In this study, chl_a concentration is used to determine the level of algal blooms. chl_a is a general indicator for phytoplankton and a specific marker for cyanobacteria. Most current remote sensing methods, including the one used in this study, cannot accurately distinguish between “green” algae and “blue–green” algae (cyanobacteria). The term “green algae” refers to a broad group encompassing many different types of phytoplankton, whereas cyanobacterial blooms, especially toxic ones, are relatively rare compared with green algal blooms [9,10]. Although cyanobacteria and phytoplankton blooms differ in nature, they share similar reflectance characteristics in the visible and near-infrared (VIS-NIR) spectral regions, making them hard to distinguish [9,10]. This study does not attempt to differentiate phytoplankton species but instead detects algal blooms by utilizing the characteristic of biomass correlation as chl_a smooths the water surface. As a result, it focuses on detecting “algal blooms” without differentiating between green algae and cyanobacteria, or distinguishing between plant and bacterial life.

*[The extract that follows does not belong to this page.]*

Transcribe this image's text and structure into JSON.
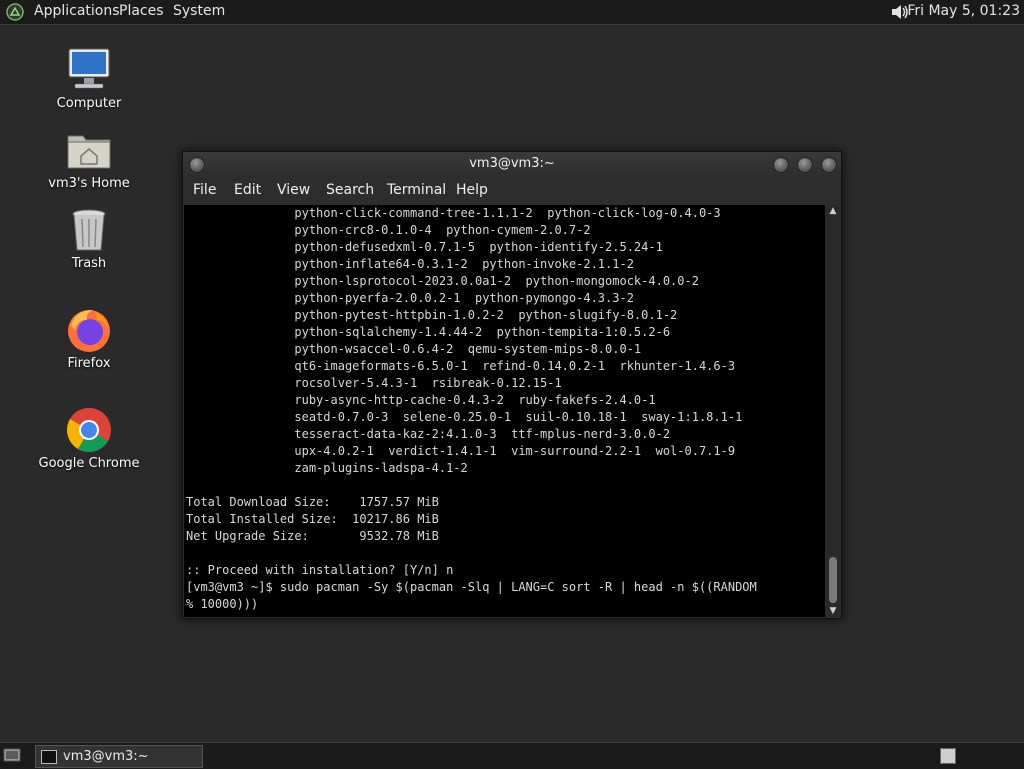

CYGNSS (Cyclone Global Navigation Satellite System), by measuring the intensity and phase of reflected GPS signals, can capture water surface roughness [18,19,20]. Since changes in algal blooms are often related to wind speed, ERA5-Land wind speed data are integrated into the model for better results [26,36]. CYGNSS, consisting of a constellation of eight small satellites, provides a high temporal resolution by frequently scanning Earth’s surface [14]. This is a significant advantage over traditional passive radar satellites, which have lower temporal resolution. By leveraging the high temporal resolution and CYGNSS’s sensitivity to surface roughness, combined with wind speed data, a machine learning model is constructed to explore CYGNSS’s potential for early warning of harmful algal blooms (HABs).
However, this study is limited by the availability of in situ chl_a concentration data, which are insufficient to validate the model at a higher temporal and spatial resolution. Therefore, this study first utilizes Sentinel-3 OLCI imagery and the MPH algorithm to estimate chl_a concentration in lakes, validating the retrieved values. These verified chl_a concentrations are then used as the ground truth to train and test the algal bloom monitoring model, ultimately yielding a graded early-warning system for HABs. In addition, given the limitations of the CYGNSS sampling process, it was impossible to sample all data ranges within the lakes in a short period of time. This is also a primary reason for utilizing chl_a concentration values obtained from OCLI satellite data for modeling purposes, rather than relying solely on field measurements. Future studies can consider combining data from multiple lakes and extending the time series. More in situ measurements collected in different seasons should be used for robust validation of the model.
Two separate legends are used to better distinguish between the retrieval and field results. These legends have different classification criteria and ranges, which primarily resulted in the retrieved chl_a concentration values not agreeing with the field data. Despite using different symbols, we can observe that the overall trends between the retrieval and field results are largely consistent, showing higher values near the lake bank and lower values in the center. The scatter plot also demonstrates a strong correlation between the two datasets. Additionally, the classification and early-warning results in waters near the lake bank are still reliable and accurate. For example, as shown in Figure 11, in regions where algal blooms are more severe (higher bloom values), the classification for level “4” has 27 correct predictions and only two misclassifications, demonstrating high accuracy.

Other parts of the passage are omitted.